I mixed up this recipe for our Super Bowl party last month and everyone loved it! It can be served cold or at room temperature and surprise, surprise, it tastes ten times better the next day, the next next day and the next next day after that. Dishes like this are the best. Keep my Greek Orzo on file for your Summer picnics, an easy weeknight side or make a big batch on Sunday to enjoy for lunch all week!

Greek Orzo

1 lb. Orzo pasta
1 cup pitted kalamata olives, chopped
2 cups grape tomatoes, chopped
3 small Persian cucumbers, or one English cucumber, finely diced
6 ounces crumbled Feta cheese

Dressing:
6 Tbsp. good quality extra virgin olive oil
6 Tbsp. red wine vinegar
3/4 tsp. Dijon mustard
3/4 tsp. onion powder
3/4 tsp. garlic powder (or one clove garlic, minced)
3/4 tsp. dried oregano
3/4 tsp. pepper
3/4 tsp. Kosher salt

Fill a heavy bottom sauce pan with water and a sprinkle of salt and place on high heat. Bring to a boil. Add orzo and cook on medium-high heat for 7-10 minutes, or until pasta is al dente. Rinse and drain.

Prep tomatoes, olives and cucumbers by chopping and placing in a large bowl. 

In a small bowl, combine all dressing ingredients and whisk until well combined. Set aside.

Toss orzo, vegetables and dressing together in a large bowl. Season with more salt and pepper if needed. Finish with feta and refrigerate for at least two hours before serving.


Tuesday, August 14, 2012

Greek Salad Bites

Good things come in small packages, right? I'm completely in love with all mini, bite-sized foods right now. I love the way they look lined up, perfectly plated and easy for guests to grab. Small bites have my heart and if I have any say so, the second annual Moore-McConnell New Year's Celebration 2012 will feature a spread entirely made of small bites. Mini grit cakes topped with shrimp and andouille sausage? Somebody hold me. 
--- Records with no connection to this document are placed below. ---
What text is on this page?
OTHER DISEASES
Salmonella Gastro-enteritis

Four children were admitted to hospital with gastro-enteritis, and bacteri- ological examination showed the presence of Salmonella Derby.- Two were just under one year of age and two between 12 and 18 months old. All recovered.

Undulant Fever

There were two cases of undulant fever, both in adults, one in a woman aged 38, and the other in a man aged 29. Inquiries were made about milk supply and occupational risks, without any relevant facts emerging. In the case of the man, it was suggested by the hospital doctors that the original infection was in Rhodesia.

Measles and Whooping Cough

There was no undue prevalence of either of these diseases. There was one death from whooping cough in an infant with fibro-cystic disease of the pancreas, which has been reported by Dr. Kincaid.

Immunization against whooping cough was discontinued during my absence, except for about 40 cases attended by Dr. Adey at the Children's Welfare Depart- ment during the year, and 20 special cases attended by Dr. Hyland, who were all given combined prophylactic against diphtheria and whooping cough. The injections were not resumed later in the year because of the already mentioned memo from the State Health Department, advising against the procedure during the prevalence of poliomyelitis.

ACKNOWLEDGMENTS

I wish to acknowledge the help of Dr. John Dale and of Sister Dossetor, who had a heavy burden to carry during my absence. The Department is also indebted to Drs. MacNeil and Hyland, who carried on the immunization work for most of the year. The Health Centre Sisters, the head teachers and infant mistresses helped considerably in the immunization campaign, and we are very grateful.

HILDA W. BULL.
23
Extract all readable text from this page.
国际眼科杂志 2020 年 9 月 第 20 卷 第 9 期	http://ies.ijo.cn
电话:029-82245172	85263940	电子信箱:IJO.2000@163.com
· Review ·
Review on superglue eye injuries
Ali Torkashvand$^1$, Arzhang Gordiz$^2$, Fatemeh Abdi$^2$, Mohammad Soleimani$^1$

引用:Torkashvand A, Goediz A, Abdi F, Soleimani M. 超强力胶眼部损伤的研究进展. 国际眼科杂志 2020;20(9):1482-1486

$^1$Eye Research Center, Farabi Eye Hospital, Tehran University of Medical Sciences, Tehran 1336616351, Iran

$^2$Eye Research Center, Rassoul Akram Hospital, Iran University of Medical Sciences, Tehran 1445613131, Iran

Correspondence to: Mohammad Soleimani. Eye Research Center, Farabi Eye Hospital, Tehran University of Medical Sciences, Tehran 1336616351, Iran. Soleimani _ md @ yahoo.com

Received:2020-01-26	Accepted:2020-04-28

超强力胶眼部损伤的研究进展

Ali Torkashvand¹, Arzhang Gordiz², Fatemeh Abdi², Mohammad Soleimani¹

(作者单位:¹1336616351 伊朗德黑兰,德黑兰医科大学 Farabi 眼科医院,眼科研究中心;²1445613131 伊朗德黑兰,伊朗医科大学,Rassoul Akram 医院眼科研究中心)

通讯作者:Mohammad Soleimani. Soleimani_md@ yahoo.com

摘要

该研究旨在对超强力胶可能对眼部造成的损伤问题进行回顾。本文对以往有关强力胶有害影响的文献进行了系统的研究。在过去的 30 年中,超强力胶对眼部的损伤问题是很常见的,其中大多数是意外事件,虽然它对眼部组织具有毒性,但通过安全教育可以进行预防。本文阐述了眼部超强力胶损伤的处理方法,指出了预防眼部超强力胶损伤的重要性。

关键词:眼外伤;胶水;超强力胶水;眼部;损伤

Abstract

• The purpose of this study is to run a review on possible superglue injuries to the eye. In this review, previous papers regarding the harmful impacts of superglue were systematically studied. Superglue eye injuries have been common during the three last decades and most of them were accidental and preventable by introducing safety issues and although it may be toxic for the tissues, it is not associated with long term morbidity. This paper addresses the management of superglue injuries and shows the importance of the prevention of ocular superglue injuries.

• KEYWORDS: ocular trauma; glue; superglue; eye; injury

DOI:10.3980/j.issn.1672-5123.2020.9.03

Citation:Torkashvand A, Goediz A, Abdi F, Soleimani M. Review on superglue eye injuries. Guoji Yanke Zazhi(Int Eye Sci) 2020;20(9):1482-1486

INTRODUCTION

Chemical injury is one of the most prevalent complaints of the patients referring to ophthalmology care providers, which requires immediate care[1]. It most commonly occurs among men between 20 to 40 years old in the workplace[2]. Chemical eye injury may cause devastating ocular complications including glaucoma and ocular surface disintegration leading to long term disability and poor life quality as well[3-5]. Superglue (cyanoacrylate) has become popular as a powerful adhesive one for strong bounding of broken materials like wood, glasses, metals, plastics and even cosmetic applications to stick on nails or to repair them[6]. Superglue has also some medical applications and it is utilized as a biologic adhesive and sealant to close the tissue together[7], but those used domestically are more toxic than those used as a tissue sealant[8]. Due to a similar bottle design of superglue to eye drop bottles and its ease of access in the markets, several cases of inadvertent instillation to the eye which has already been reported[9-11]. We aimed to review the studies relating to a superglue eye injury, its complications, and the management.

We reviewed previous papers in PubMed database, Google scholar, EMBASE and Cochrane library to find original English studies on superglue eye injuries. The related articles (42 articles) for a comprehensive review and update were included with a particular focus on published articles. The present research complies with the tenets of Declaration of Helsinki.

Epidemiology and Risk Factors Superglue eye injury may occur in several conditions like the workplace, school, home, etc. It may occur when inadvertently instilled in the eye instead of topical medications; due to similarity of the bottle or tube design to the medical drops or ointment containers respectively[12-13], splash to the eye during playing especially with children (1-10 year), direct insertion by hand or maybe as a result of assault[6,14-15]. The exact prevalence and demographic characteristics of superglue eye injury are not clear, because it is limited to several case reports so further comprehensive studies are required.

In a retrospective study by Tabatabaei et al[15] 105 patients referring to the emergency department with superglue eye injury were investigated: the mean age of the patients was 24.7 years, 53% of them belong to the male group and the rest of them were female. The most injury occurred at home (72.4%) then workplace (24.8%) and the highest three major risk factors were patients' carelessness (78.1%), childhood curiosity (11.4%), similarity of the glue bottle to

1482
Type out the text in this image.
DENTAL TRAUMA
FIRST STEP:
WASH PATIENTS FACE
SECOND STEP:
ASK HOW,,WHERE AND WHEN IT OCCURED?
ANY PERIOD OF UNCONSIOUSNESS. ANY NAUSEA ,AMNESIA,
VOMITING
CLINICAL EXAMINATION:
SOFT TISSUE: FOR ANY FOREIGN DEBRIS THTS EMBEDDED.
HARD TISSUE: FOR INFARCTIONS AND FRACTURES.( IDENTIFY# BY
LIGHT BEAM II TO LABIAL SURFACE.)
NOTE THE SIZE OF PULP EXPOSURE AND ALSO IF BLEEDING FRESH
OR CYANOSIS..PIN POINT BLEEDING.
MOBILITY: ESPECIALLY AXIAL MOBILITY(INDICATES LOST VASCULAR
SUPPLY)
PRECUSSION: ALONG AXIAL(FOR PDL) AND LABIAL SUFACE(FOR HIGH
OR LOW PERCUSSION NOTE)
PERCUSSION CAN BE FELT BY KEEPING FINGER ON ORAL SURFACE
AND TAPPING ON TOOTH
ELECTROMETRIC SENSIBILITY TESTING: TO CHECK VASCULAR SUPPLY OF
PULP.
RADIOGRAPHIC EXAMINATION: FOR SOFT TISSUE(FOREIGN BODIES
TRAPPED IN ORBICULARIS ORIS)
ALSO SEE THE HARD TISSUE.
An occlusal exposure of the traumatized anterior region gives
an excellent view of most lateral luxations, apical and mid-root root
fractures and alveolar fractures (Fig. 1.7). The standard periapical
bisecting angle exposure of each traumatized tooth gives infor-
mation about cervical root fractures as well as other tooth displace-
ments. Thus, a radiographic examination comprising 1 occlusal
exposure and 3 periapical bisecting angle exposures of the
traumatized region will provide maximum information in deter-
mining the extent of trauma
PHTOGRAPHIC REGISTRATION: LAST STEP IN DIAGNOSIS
For the highly anticipated Olympics Party at our friends' house, Mark and I were in charge of representing the Greeks in the form of food. I knew that these Greek Salad bites were a must and had to make an appearance on the table. These little cuties are easy to assemble, full of flavor and were a giant hit! The olympics may be over, but Football season is just around the corner! These would make a great addition to your Saturday tailgate spread!



Greek Salad Bites

Grape tomatoes, cut in half horizontally
English cucumber, cut into thick rounds then quartered
Kalamata olives, cut in half horizontally
Feta cheese, cubed
Olive oil
Red wine vinegar
Oregano
Salt + pepper
Toothpicks

Cut all ingredients and place in a medium sized bowl. Drizzle with olive oil, red wine vinegar, then season with salt, pepper and oregano. To assemble your bites, start with a feta cube on the bottom. Next, stick on your cucumber and tomato, then finish off with a kalamata half and you're done.